Remembering saints and other holy souls is important as we follow the path of faith in our own generation. They remind us that the church is not primarily the frail and often frustrating institution we know, but – to use the words of the great Christmas Bidding Prayer – “that multitude whom no one can number, whose hope was in the Word made Flesh, with whom we for evermore are one.” Or to be Biblical, they belong to the great cloud of witnesses of which the writer to the Hebrews speaks (Hebrews 12). They surround and encourage and, we hope, pray for us.
But this week’s tally of holy souls also shows us the great variety of Christian vocations. We have here men and women, priests, deacons and lay people, religious, and those called to family life. Of course our primary vocation is our baptismal one – as followers of Christ, those whom Christ claims for his own. But for each of us there is the vocation to work out what that might mean in our individual lives. The word vocation of course means calling; but I fear it has been greatly narrowed down, particularly within the church. Our diocese has so-called Vocation Days and Vocations Advisors, but these invariably assume vocation to mean calling to public ministry and primarily priesthood. We don’t hear much about a Christian vocation to be accountants, business people, police men and women, teachers, politicians, academics, musicians, writers and so on; let alone the vocation to be parents, grandparents, aunts and uncles. But these are all roles and types of formal and informal work in which a Christian calling can be heard and responded to.
Christian vocations can also change with the passage of time and changing circumstances. As we grow older and retire from paid work, we may find we have time and space for new ways of being Christian, of responding to new Christian callings. We may be called to pray in new ways; or to nurture and care for younger Christians; to take on new family roles; or to step up to new responsibilities within the local church. I hesitate to say it, but perhaps an interregnum is just such a time when people find they have gifts and graces they might not have suspected which are important for their worshipping community!

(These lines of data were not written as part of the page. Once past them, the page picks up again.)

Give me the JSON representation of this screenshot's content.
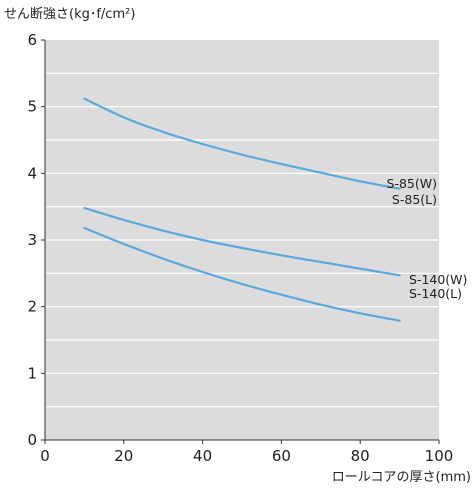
{
  "chart_data": {
    "type": "line",
    "title": "",
    "ylabel": "せん断強さ(kg･f/cm²)",
    "xlabel": "ロールコアの厚さ(mm)",
    "xlim": [
      0,
      100
    ],
    "ylim": [
      0,
      6
    ],
    "xticks": [
      "0",
      "20",
      "40",
      "60",
      "80",
      "100"
    ],
    "yticks": [
      "0",
      "1",
      "2",
      "3",
      "4",
      "5",
      "6"
    ],
    "grid": true,
    "plot_background": "#dcdcdc",
    "line_color": "#5aa9dc",
    "series": [
      {
        "name": "S-85(W)",
        "x": [
          10,
          20,
          30,
          40,
          50,
          60,
          70,
          80,
          90
        ],
        "y": [
          5.12,
          4.84,
          4.62,
          4.44,
          4.28,
          4.14,
          4.01,
          3.88,
          3.77
        ]
      },
      {
        "name": "S-85(L)",
        "x": [
          10,
          20,
          30,
          40,
          50,
          60,
          70,
          80,
          90
        ],
        "y": [
          5.12,
          4.84,
          4.62,
          4.44,
          4.28,
          4.14,
          4.01,
          3.88,
          3.77
        ]
      },
      {
        "name": "S-140(W)",
        "x": [
          10,
          20,
          30,
          40,
          50,
          60,
          70,
          80,
          90
        ],
        "y": [
          3.48,
          3.3,
          3.14,
          3.0,
          2.88,
          2.77,
          2.67,
          2.57,
          2.47
        ]
      },
      {
        "name": "S-140(L)",
        "x": [
          10,
          20,
          30,
          40,
          50,
          60,
          70,
          80,
          90
        ],
        "y": [
          3.18,
          2.94,
          2.72,
          2.52,
          2.34,
          2.18,
          2.03,
          1.9,
          1.79
        ]
      }
    ]
  }
}
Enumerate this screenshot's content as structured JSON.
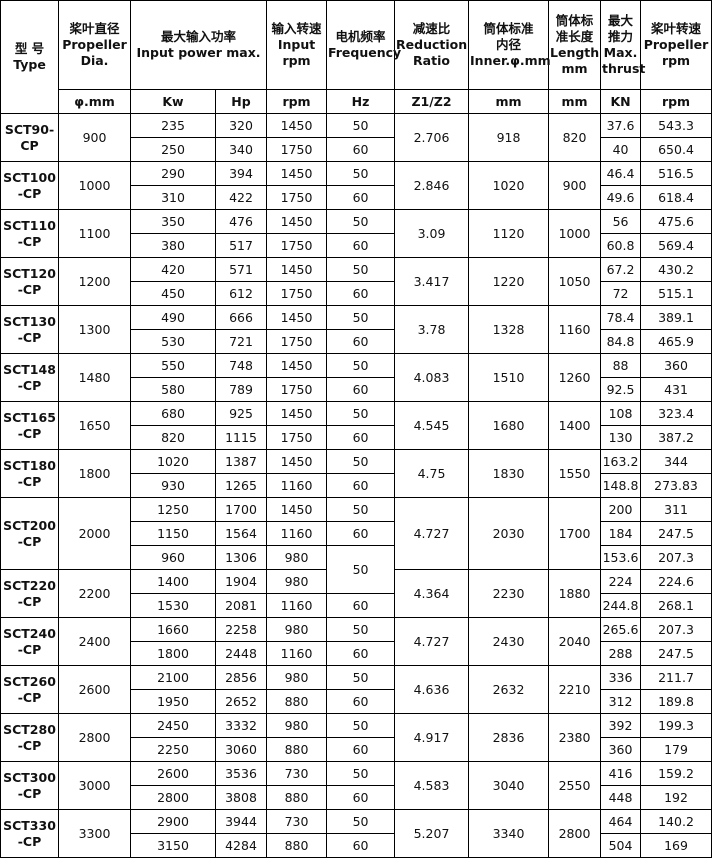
{
  "table": {
    "header": [
      "型 号\nType",
      "桨叶直径\nPropeller\nDia.",
      "最大输入功率\nInput power max.",
      "输入转速\nInput rpm",
      "电机频率\nFrequency",
      "减速比\nReduction\nRatio",
      "筒体标准\n内径\nInner.φ.mm",
      "筒体标准长度\nLength\nmm",
      "最大推力\nMax.\nthrust",
      "桨叶转速\nPropeller\nrpm"
    ],
    "units": [
      "φ.mm",
      "Kw",
      "Hp",
      "rpm",
      "Hz",
      "Z1/Z2",
      "mm",
      "mm",
      "KN",
      "rpm"
    ],
    "groups": [
      {
        "model": "SCT90-CP",
        "dia": 900,
        "ratio": 2.706,
        "inner": 918,
        "length": 820,
        "rows": [
          [
            235,
            320,
            1450,
            50,
            37.6,
            543.3
          ],
          [
            250,
            340,
            1750,
            60,
            40,
            650.4
          ]
        ]
      },
      {
        "model": "SCT100-CP",
        "dia": 1000,
        "ratio": 2.846,
        "inner": 1020,
        "length": 900,
        "rows": [
          [
            290,
            394,
            1450,
            50,
            46.4,
            516.5
          ],
          [
            310,
            422,
            1750,
            60,
            49.6,
            618.4
          ]
        ]
      },
      {
        "model": "SCT110-CP",
        "dia": 1100,
        "ratio": 3.09,
        "inner": 1120,
        "length": 1000,
        "rows": [
          [
            350,
            476,
            1450,
            50,
            56,
            475.6
          ],
          [
            380,
            517,
            1750,
            60,
            60.8,
            569.4
          ]
        ]
      },
      {
        "model": "SCT120-CP",
        "dia": 1200,
        "ratio": 3.417,
        "inner": 1220,
        "length": 1050,
        "rows": [
          [
            420,
            571,
            1450,
            50,
            67.2,
            430.2
          ],
          [
            450,
            612,
            1750,
            60,
            72,
            515.1
          ]
        ]
      },
      {
        "model": "SCT130-CP",
        "dia": 1300,
        "ratio": 3.78,
        "inner": 1328,
        "length": 1160,
        "rows": [
          [
            490,
            666,
            1450,
            50,
            78.4,
            389.1
          ],
          [
            530,
            721,
            1750,
            60,
            84.8,
            465.9
          ]
        ]
      },
      {
        "model": "SCT148-CP",
        "dia": 1480,
        "ratio": 4.083,
        "inner": 1510,
        "length": 1260,
        "rows": [
          [
            550,
            748,
            1450,
            50,
            88,
            360
          ],
          [
            580,
            789,
            1750,
            60,
            92.5,
            431
          ]
        ]
      },
      {
        "model": "SCT165-CP",
        "dia": 1650,
        "ratio": 4.545,
        "inner": 1680,
        "length": 1400,
        "rows": [
          [
            680,
            925,
            1450,
            50,
            108,
            323.4
          ],
          [
            820,
            1115,
            1750,
            60,
            130,
            387.2
          ]
        ]
      },
      {
        "model": "SCT180-CP",
        "dia": 1800,
        "ratio": 4.75,
        "inner": 1830,
        "length": 1550,
        "rows": [
          [
            1020,
            1387,
            1450,
            50,
            163.2,
            344
          ],
          [
            930,
            1265,
            1160,
            60,
            148.8,
            273.83
          ]
        ]
      },
      {
        "model": "SCT200-CP",
        "dia": 2000,
        "ratio": 4.727,
        "inner": 2030,
        "length": 1700,
        "rows": [
          [
            1250,
            1700,
            1450,
            50,
            200,
            311
          ],
          [
            1150,
            1564,
            1160,
            60,
            184,
            247.5
          ],
          [
            960,
            1306,
            980,
            null,
            153.6,
            207.3
          ]
        ]
      },
      {
        "model": "SCT220-CP",
        "dia": 2200,
        "ratio": 4.364,
        "inner": 2230,
        "length": 1880,
        "rows": [
          [
            1400,
            1904,
            980,
            50,
            224,
            224.6
          ],
          [
            1530,
            2081,
            1160,
            60,
            244.8,
            268.1
          ]
        ]
      },
      {
        "model": "SCT240-CP",
        "dia": 2400,
        "ratio": 4.727,
        "inner": 2430,
        "length": 2040,
        "rows": [
          [
            1660,
            2258,
            980,
            50,
            265.6,
            207.3
          ],
          [
            1800,
            2448,
            1160,
            60,
            288,
            247.5
          ]
        ]
      },
      {
        "model": "SCT260-CP",
        "dia": 2600,
        "ratio": 4.636,
        "inner": 2632,
        "length": 2210,
        "rows": [
          [
            2100,
            2856,
            980,
            50,
            336,
            211.7
          ],
          [
            1950,
            2652,
            880,
            60,
            312,
            189.8
          ]
        ]
      },
      {
        "model": "SCT280-CP",
        "dia": 2800,
        "ratio": 4.917,
        "inner": 2836,
        "length": 2380,
        "rows": [
          [
            2450,
            3332,
            980,
            50,
            392,
            199.3
          ],
          [
            2250,
            3060,
            880,
            60,
            360,
            179
          ]
        ]
      },
      {
        "model": "SCT300-CP",
        "dia": 3000,
        "ratio": 4.583,
        "inner": 3040,
        "length": 2550,
        "rows": [
          [
            2600,
            3536,
            730,
            50,
            416,
            159.2
          ],
          [
            2800,
            3808,
            880,
            60,
            448,
            192
          ]
        ]
      },
      {
        "model": "SCT330-CP",
        "dia": 3300,
        "ratio": 5.207,
        "inner": 3340,
        "length": 2800,
        "rows": [
          [
            2900,
            3944,
            730,
            50,
            464,
            140.2
          ],
          [
            3150,
            4284,
            880,
            60,
            504,
            169
          ]
        ]
      }
    ]
  }
}
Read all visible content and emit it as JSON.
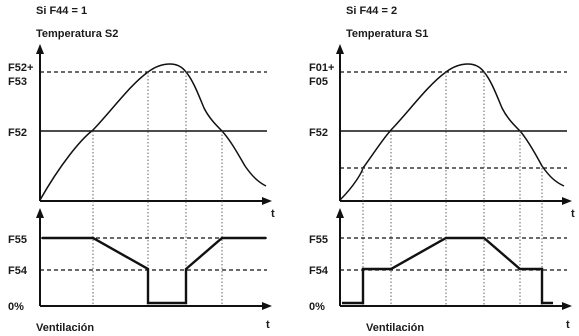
{
  "panels": [
    {
      "condition": "Si F44 = 1",
      "top_title": "Temperatura S2",
      "top_levels": [
        {
          "label_lines": [
            "F52+",
            "F53"
          ],
          "style": "dashed"
        },
        {
          "label_lines": [
            "F52"
          ],
          "style": "solid"
        }
      ],
      "time_label": "t",
      "bottom_levels": [
        {
          "label": "F55"
        },
        {
          "label": "F54"
        },
        {
          "label": "0%"
        }
      ],
      "bottom_title": "Ventilación",
      "bottom_time_label": "t"
    },
    {
      "condition": "Si F44 = 2",
      "top_title": "Temperatura S1",
      "top_levels": [
        {
          "label_lines": [
            "F01+",
            "F05"
          ],
          "style": "dashed"
        },
        {
          "label_lines": [
            "F52"
          ],
          "style": "solid"
        },
        {
          "label_lines": [],
          "style": "dashed"
        }
      ],
      "time_label": "t",
      "bottom_levels": [
        {
          "label": "F55"
        },
        {
          "label": "F54"
        },
        {
          "label": "0%"
        }
      ],
      "bottom_title": "Ventilación",
      "bottom_time_label": "t"
    }
  ]
}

So this week, as we remember the Lectionary’s remarkable array of Christians who responded to their varied vocations, let us spend some time listening. We might also use the words the of the prophet, Samuel, learned when he was a child. You will remember he was totally confused when he heard a voice calling him in the temple at night, and thought it was the aged priest, Eli. But Eli realised that God was calling Samuel and told him that if he should hear the voice again he should respond, “Speak Lord, for thy servant heareth.”